Motorola Announces TekSpeech Pro Voice Recognition
This week, Motorola announced its latest voice-driven solution that aims to improve the operations of warehouses and distribution centers. Called TekSpeech Pro, it allows businesses to create an end-to-end supply chain solution that offers speech recognition capabilities in a range of mobile computers.
Picking and replenishment processes can use up to 70 percent of warehouses' operating costs, Motorola points out in its product announcement, and many are turning to handheld computers to boost employee productivity, improve overall business efficiency, and lower fulfillment costs. Motorola further points to its recent study, "Motorola Solutions' Future of Warehousing Survey," that predicts an overall increase through 2019 of multi-modal operation workflows. The study says usage of computer devices and products, such as the TekSpeech Pro, will increase 142 percent in the next five years.
TekSpeech Pro offers companies voice recognition in order to help them go multi-modal. Motorola's handheld computers can use the software directly out of the box and begin recognizing users' voice patterns immediately. The TekSpeech Pro requires no training and is able to detect voice commands that vary in accents and speeds. It is made to integrate with products warehouses already have installed, such as warehouse management systems and enterprise resource planning systems.
Pickers should be able to utilize their handheld computers to interface with a central control unit that will extend to them the names and locations of products. They can easily explain any commands they need to make with respect to their assigned products or duties without needing to take their hands or eyes off their work.

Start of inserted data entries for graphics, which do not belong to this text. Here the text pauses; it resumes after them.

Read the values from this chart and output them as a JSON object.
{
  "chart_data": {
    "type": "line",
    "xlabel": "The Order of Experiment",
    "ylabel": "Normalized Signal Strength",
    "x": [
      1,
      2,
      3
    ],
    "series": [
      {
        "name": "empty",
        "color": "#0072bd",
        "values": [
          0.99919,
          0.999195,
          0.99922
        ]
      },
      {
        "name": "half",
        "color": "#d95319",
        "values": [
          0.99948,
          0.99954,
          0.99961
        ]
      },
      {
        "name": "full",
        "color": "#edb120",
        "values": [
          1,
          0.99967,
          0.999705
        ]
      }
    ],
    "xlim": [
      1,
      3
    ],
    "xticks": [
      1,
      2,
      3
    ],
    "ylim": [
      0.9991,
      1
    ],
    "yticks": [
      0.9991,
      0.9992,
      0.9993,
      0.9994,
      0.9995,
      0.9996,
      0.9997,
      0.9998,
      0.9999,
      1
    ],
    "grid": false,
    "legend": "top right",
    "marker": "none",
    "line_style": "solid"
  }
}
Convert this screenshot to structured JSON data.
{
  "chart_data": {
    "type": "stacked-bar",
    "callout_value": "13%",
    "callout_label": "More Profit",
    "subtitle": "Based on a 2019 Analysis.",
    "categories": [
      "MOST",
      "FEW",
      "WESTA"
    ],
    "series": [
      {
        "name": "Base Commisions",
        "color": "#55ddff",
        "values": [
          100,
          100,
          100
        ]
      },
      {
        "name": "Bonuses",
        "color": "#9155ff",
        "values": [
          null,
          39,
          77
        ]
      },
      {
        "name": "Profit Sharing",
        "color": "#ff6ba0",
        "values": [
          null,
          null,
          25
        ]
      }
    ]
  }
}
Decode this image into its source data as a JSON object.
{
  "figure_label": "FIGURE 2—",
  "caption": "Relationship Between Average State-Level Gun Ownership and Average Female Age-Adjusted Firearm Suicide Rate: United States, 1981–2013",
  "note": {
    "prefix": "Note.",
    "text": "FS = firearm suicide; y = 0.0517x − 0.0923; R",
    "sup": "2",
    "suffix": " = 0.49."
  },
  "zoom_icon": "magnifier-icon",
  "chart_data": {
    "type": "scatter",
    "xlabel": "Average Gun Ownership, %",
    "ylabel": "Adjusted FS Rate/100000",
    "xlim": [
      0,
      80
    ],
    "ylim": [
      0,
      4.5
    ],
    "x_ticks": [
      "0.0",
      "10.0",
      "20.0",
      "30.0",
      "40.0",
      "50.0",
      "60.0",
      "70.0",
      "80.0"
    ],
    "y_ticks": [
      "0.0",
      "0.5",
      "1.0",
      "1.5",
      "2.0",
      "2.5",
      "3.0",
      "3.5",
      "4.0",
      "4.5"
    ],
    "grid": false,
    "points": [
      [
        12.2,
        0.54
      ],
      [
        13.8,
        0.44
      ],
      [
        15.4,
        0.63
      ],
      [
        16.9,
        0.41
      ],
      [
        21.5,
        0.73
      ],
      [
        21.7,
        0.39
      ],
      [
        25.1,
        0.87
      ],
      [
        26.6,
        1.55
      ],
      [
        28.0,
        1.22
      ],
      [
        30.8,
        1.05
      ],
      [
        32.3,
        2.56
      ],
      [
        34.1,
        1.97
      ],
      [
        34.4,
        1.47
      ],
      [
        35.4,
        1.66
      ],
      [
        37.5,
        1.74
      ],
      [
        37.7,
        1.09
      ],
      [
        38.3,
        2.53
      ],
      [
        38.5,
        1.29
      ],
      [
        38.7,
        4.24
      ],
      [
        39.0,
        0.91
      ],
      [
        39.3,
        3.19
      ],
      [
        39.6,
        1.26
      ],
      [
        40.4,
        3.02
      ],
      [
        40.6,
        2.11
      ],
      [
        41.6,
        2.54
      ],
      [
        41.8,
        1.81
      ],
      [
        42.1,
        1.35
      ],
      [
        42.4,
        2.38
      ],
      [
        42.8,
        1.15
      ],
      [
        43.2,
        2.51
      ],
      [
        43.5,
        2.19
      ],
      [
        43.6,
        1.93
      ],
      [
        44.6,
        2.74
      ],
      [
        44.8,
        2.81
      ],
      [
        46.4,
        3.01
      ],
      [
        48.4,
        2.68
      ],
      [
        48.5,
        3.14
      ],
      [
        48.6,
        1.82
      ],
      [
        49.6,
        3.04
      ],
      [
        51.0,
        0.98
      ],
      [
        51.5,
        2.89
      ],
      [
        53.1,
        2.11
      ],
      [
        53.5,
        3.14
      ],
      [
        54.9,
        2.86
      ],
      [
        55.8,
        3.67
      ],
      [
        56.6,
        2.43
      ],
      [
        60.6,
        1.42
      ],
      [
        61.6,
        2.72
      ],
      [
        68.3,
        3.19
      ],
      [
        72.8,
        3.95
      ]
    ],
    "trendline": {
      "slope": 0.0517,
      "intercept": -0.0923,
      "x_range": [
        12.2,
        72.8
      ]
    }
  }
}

Similarly, anyone stocking inventory inside a warehouse can find himself able to communicate with his computer while lifting boxes and transporting goods either by hand or with the use of a forklift or dolly. Managers seeking to make changes to the system can also use TekSpeech Pro to interact with central servers to change business operating modes, start up and shut down various workflows, and issue commands to groups or individual employees.